Results of fitness in NNBP

Fig. 10
figure 10

Results of estimated PF in NNBP

Fig. 11
figure 11

Results of estimated PF in SVR

Fig. 12
figure 12

Results of fitness in SVR

The designed parameters of SVR are shown in Table 2.

Table 2 Parameters of SVR

As a result, Table 3 illustrates the fitness and accuracy of existed models where the fitness is computed by R-squared and the accuracy obtained by minimum value divided by maximum value at each points, and then the average value provided accuracy.

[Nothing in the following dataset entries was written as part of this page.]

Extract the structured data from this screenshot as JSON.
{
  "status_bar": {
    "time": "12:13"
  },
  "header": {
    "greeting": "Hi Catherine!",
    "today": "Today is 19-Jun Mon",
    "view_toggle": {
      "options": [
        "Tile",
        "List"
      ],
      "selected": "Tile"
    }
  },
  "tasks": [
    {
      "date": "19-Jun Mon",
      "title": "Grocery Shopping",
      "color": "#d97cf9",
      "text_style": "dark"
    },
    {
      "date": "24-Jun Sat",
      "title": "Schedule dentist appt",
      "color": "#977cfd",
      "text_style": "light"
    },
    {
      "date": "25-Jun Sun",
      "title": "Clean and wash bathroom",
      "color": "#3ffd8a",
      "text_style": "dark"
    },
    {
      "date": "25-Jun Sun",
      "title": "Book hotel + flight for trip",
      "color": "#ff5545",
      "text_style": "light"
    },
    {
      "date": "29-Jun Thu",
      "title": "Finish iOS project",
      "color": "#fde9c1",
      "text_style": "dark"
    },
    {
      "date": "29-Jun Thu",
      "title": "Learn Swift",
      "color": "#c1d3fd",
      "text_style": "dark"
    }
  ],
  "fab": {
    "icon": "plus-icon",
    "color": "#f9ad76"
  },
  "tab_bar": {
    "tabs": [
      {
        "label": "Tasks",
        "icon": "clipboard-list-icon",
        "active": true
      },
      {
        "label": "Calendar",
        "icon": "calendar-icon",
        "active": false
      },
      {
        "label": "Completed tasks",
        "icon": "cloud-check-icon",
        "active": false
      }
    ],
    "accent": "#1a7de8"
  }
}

Error of estimated points is obtained by mean absolute percentage error (MAPE). In Kriging and MCMD, the input data are not trained as like as other methods due to different strategies. The error results observed that MCMD produced a lower accuracy in 85.5%. However, the SVR provided a high accuracy in 99.6% compared with others. The error is calculated by mean absolute percentage error (MAPE) which is shown in. The computation time in proposed methods are illustrated in second.

Table 3 Validity and accuracy of proposed methods

8 Conclusions

The power factor of induction motors is one of the significant elements that must be maintained toward unity. The power factor is variable while the motor load changes from no-load to full/over-load. This variation caused monitoring and determining the low power factor at any loading condition becomes important due to finding the optimal reactive power for power factor compensation. In this paper, several estimation techniques are applied to estimate the power factor at any loading conditions. Kriging and regression which are numerical methods estimated the power factor with reasonable results from no-load to full-load. However, both methods produced very poor results from full-load to over-load. Neural network and support vector regression which are intelligent techniques created greater results from no-load to full/over-load conditions in which the support vector regression method indicated a satisfactory performance with accurate results greater than ANN and numerical methods.